D’emblée, on se rend compte qu’elle veut fuir une Amérique, qui ne l’aurait pas satisfaite. Elle s’est réfugiée dans l’idée, qu’elle puisse avoir une révélation dans ce cadre enchanteur de Venise. Un cadre plus propice que dans l’Ohio qu’elle déserte.
Elle n’a pas trop les moyens, mais elle a tout misé sur ce cadre, qu’elle espère magique, ou tout au moins réparateur. Son pari risqué est presque pathétique.
Comme souvent chez les femmes de son âge, elle oscille entre deux pôles bien distincts.
- Soit elle part tête baissée dans cet ultime engagement, dont elle espère sans doute trop.
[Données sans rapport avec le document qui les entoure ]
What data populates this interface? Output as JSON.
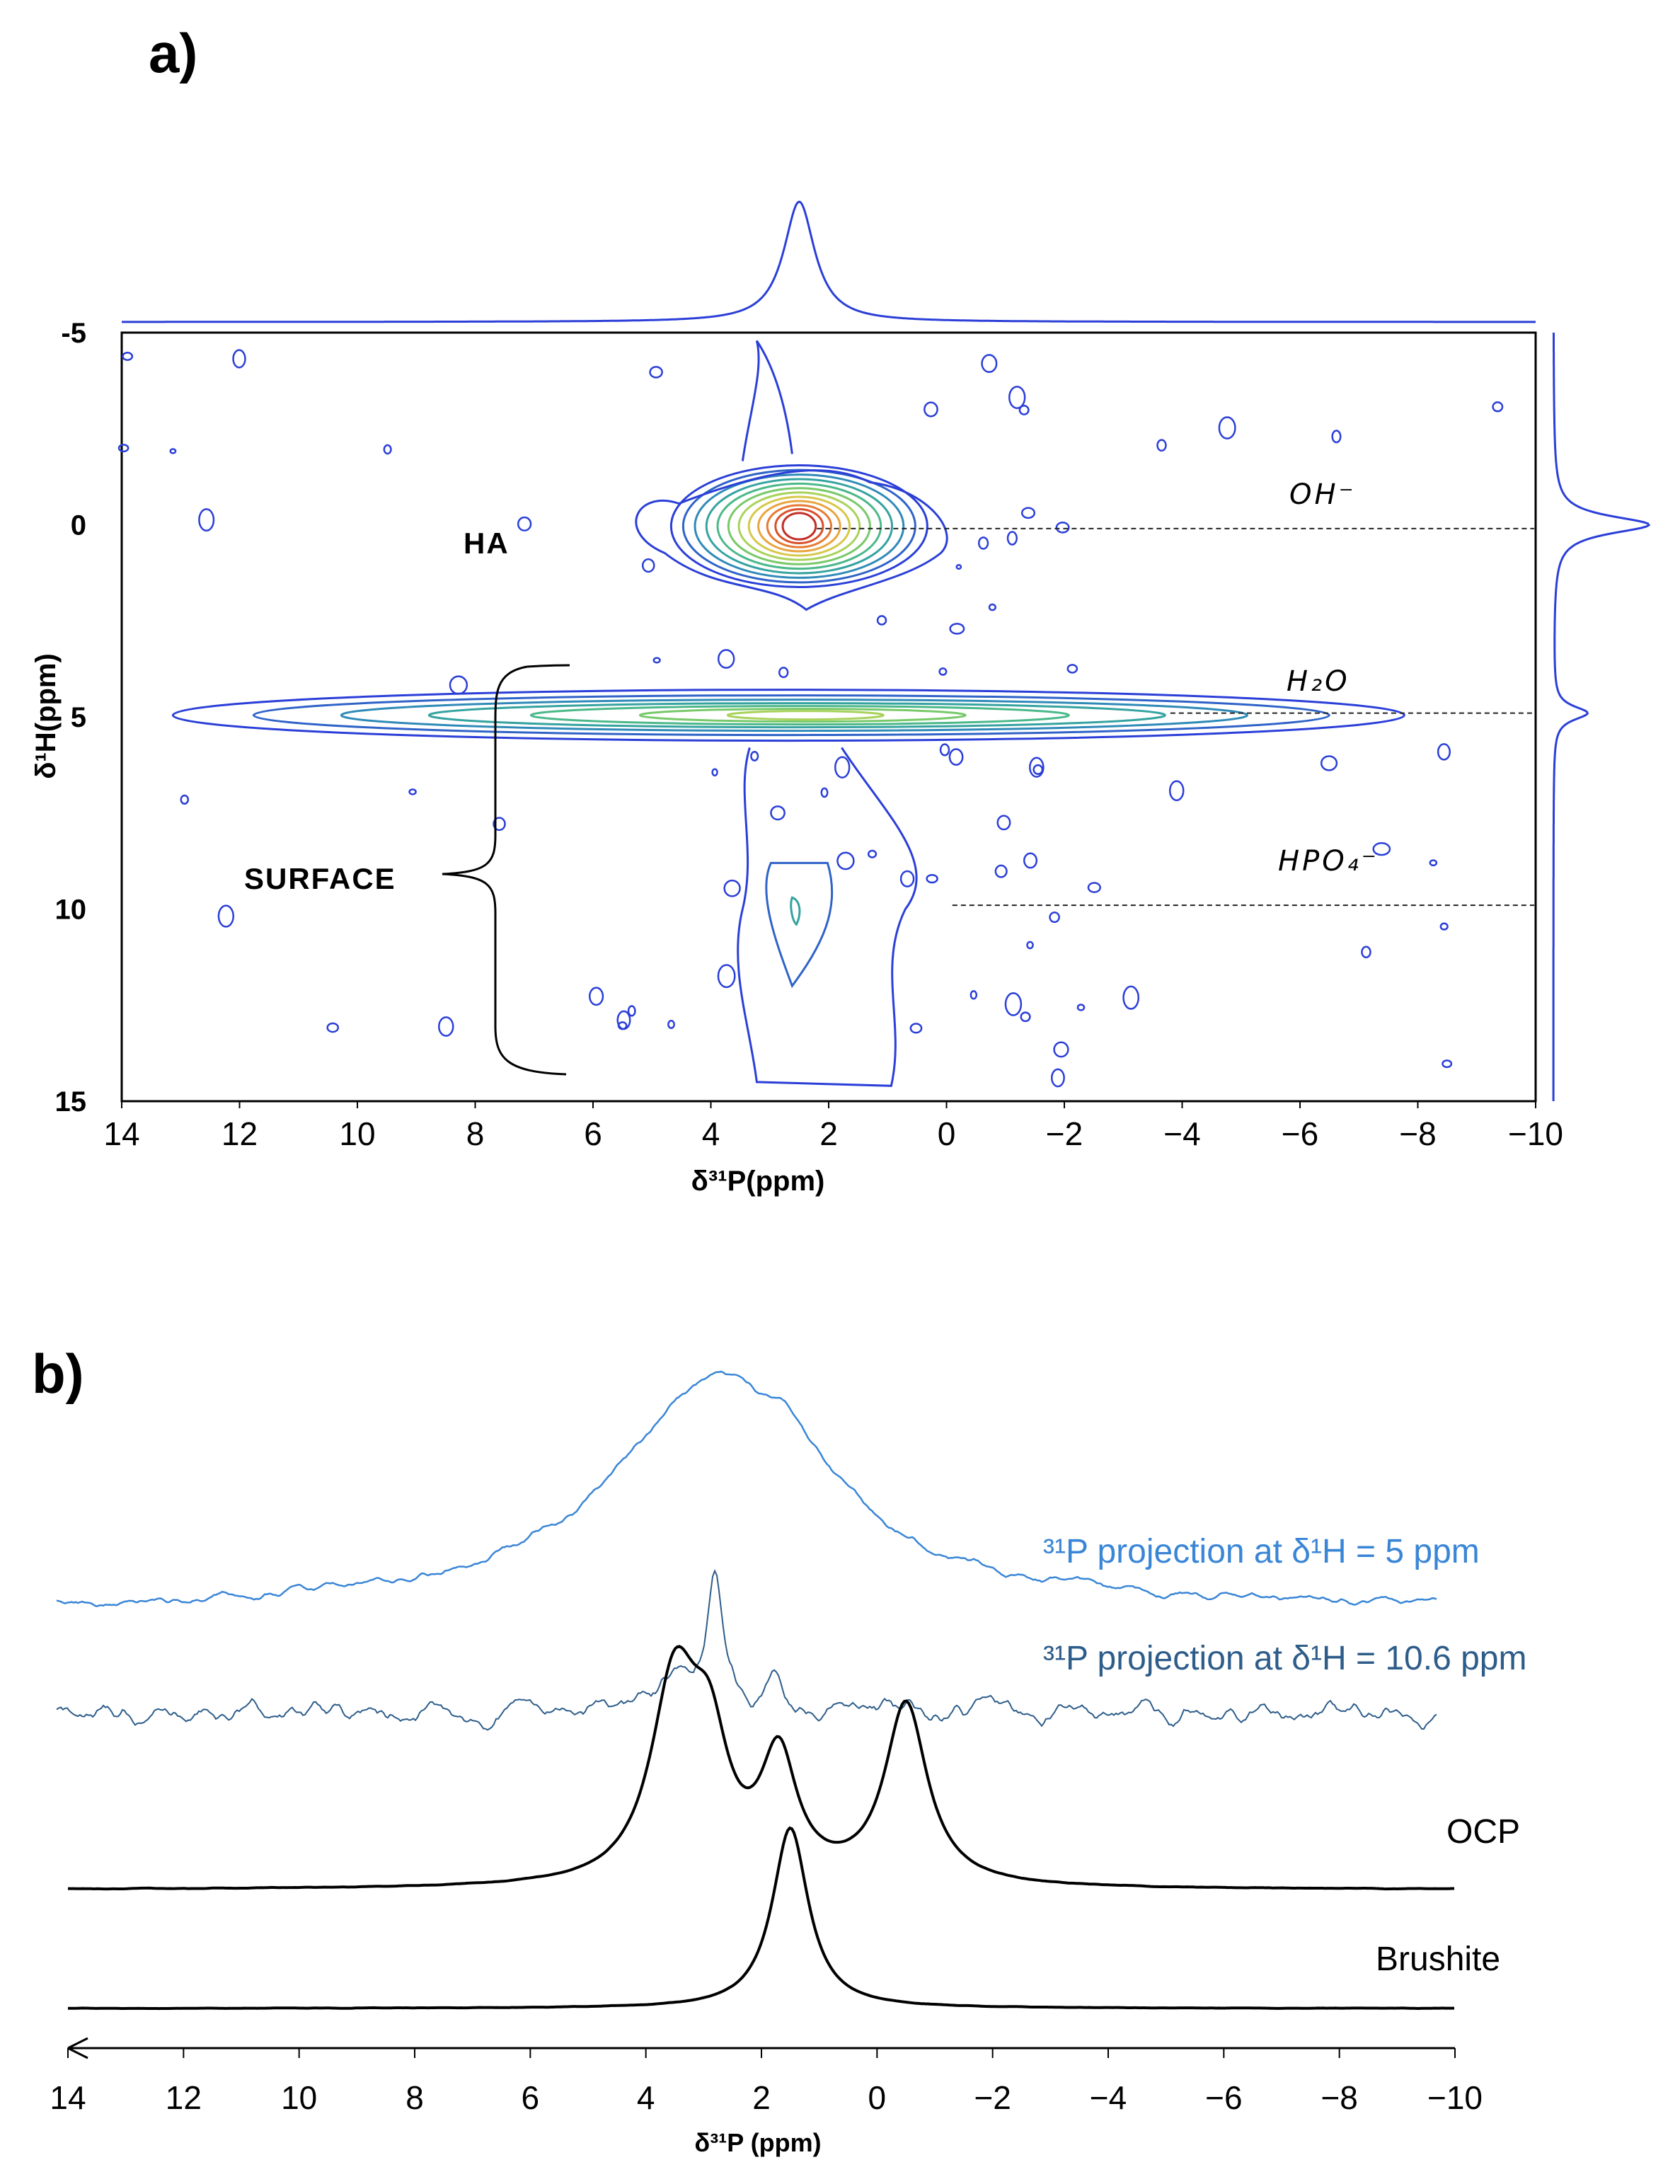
{
  "panel_a": {
    "label": "a)",
    "ylabel": "δ¹H(ppm)",
    "xlabel": "δ³¹P(ppm)",
    "annotations": {
      "ha": "HA",
      "surface": "SURFACE"
    },
    "species": [
      {
        "name": "OH⁻",
        "h_ppm": 0
      },
      {
        "name": "H₂O",
        "h_ppm": 4.9
      },
      {
        "name": "HPO₄⁻",
        "h_ppm": 9.9
      }
    ]
  },
  "panel_b": {
    "label": "b)",
    "xlabel": "δ³¹P (ppm)",
    "traces": [
      {
        "name": "³¹P projection at δ¹H = 5 ppm",
        "color": "#3a86d6"
      },
      {
        "name": "³¹P projection at δ¹H = 10.6 ppm",
        "color": "#2e5d8a"
      },
      {
        "name": "OCP",
        "color": "#000000"
      },
      {
        "name": "Brushite",
        "color": "#000000"
      }
    ]
  },
  "chart_data": [
    {
      "type": "heatmap",
      "title": "",
      "xlabel": "δ³¹P(ppm)",
      "ylabel": "δ¹H(ppm)",
      "xlim": [
        14,
        -10
      ],
      "ylim": [
        -5,
        15
      ],
      "x_ticks": [
        14,
        12,
        10,
        8,
        6,
        4,
        2,
        0,
        -2,
        -4,
        -6,
        -8,
        -10
      ],
      "y_ticks": [
        -5,
        0,
        5,
        10,
        15
      ],
      "peaks": [
        {
          "label": "OH⁻",
          "p_ppm": 2.5,
          "h_ppm": 0.0,
          "relative_intensity": 1.0
        },
        {
          "label": "H₂O",
          "p_ppm": 2.2,
          "h_ppm": 4.9,
          "relative_intensity": 0.45
        },
        {
          "label": "HPO₄⁻",
          "p_ppm": 2.5,
          "h_ppm": 9.9,
          "relative_intensity": 0.15
        }
      ],
      "projections": {
        "top_31P_peak_ppm": 2.5,
        "right_1H_peaks_ppm": [
          0.0,
          4.9
        ]
      }
    },
    {
      "type": "line",
      "title": "",
      "xlabel": "δ³¹P (ppm)",
      "xlim": [
        14,
        -10
      ],
      "x_ticks": [
        14,
        12,
        10,
        8,
        6,
        4,
        2,
        0,
        -2,
        -4,
        -6,
        -8,
        -10
      ],
      "series": [
        {
          "name": "³¹P projection at δ¹H = 5 ppm",
          "peaks_ppm": [
            2.7,
            1.5
          ],
          "shape": "broad"
        },
        {
          "name": "³¹P projection at δ¹H = 10.6 ppm",
          "peaks_ppm": [
            2.8,
            1.8,
            1.1
          ],
          "shape": "noisy"
        },
        {
          "name": "OCP",
          "peaks_ppm": [
            3.5,
            3.1,
            1.7,
            -0.5
          ]
        },
        {
          "name": "Brushite",
          "peaks_ppm": [
            1.5
          ]
        }
      ]
    }
  ]
}
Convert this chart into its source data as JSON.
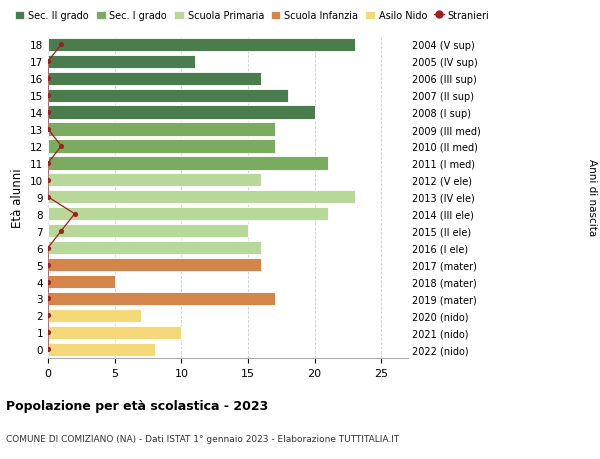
{
  "ages": [
    18,
    17,
    16,
    15,
    14,
    13,
    12,
    11,
    10,
    9,
    8,
    7,
    6,
    5,
    4,
    3,
    2,
    1,
    0
  ],
  "years": [
    "2004 (V sup)",
    "2005 (IV sup)",
    "2006 (III sup)",
    "2007 (II sup)",
    "2008 (I sup)",
    "2009 (III med)",
    "2010 (II med)",
    "2011 (I med)",
    "2012 (V ele)",
    "2013 (IV ele)",
    "2014 (III ele)",
    "2015 (II ele)",
    "2016 (I ele)",
    "2017 (mater)",
    "2018 (mater)",
    "2019 (mater)",
    "2020 (nido)",
    "2021 (nido)",
    "2022 (nido)"
  ],
  "bar_values": [
    23,
    11,
    16,
    18,
    20,
    17,
    17,
    21,
    16,
    23,
    21,
    15,
    16,
    16,
    5,
    17,
    7,
    10,
    8
  ],
  "bar_colors": [
    "#4a7c4e",
    "#4a7c4e",
    "#4a7c4e",
    "#4a7c4e",
    "#4a7c4e",
    "#7aab5e",
    "#7aab5e",
    "#7aab5e",
    "#b8d89a",
    "#b8d89a",
    "#b8d89a",
    "#b8d89a",
    "#b8d89a",
    "#d4854a",
    "#d4854a",
    "#d4854a",
    "#f5d978",
    "#f5d978",
    "#f5d978"
  ],
  "stranieri_values": [
    1,
    0,
    0,
    0,
    0,
    0,
    1,
    0,
    0,
    0,
    2,
    1,
    0,
    0,
    0,
    0,
    0,
    0,
    0
  ],
  "legend_labels": [
    "Sec. II grado",
    "Sec. I grado",
    "Scuola Primaria",
    "Scuola Infanzia",
    "Asilo Nido",
    "Stranieri"
  ],
  "legend_colors": [
    "#4a7c4e",
    "#7aab5e",
    "#b8d89a",
    "#d4854a",
    "#f5d978",
    "#a02020"
  ],
  "ylabel": "Età alunni",
  "right_label": "Anni di nascita",
  "title": "Popolazione per età scolastica - 2023",
  "subtitle": "COMUNE DI COMIZIANO (NA) - Dati ISTAT 1° gennaio 2023 - Elaborazione TUTTITALIA.IT",
  "xlim": [
    0,
    27
  ],
  "background_color": "#ffffff",
  "grid_color": "#cccccc"
}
Le chevalier blanc ne disparaît jamais complètement des radars féminins.
- Soit elle reste sur place prudemment et accepte cette défaite qui la condamne pour le reste de sa vie à rester seule et repliée sur elle-même.
L’argument est toujours le même « vous comprenez, j’ai pris tant de coups et j’ai eu tant de désillusions ». Vraiment le truc à ne pas dire, sous peine de faire croire à un éventuel postulant, qu’elle va lui faire porter le chapeau de tous ses échecs passés.
Et le film montre bien cela. Katharine Hepburn est incroyablement à la hauteur de ce rôle souvent ingrat. Elle « habite » réellement cette petite pension de famille si mignonne et si féminine. Mais quand les hotes sont en balade, elle entre à nouveau dans son spleen. Son regard défait en dit plus que toutes les explications du monde.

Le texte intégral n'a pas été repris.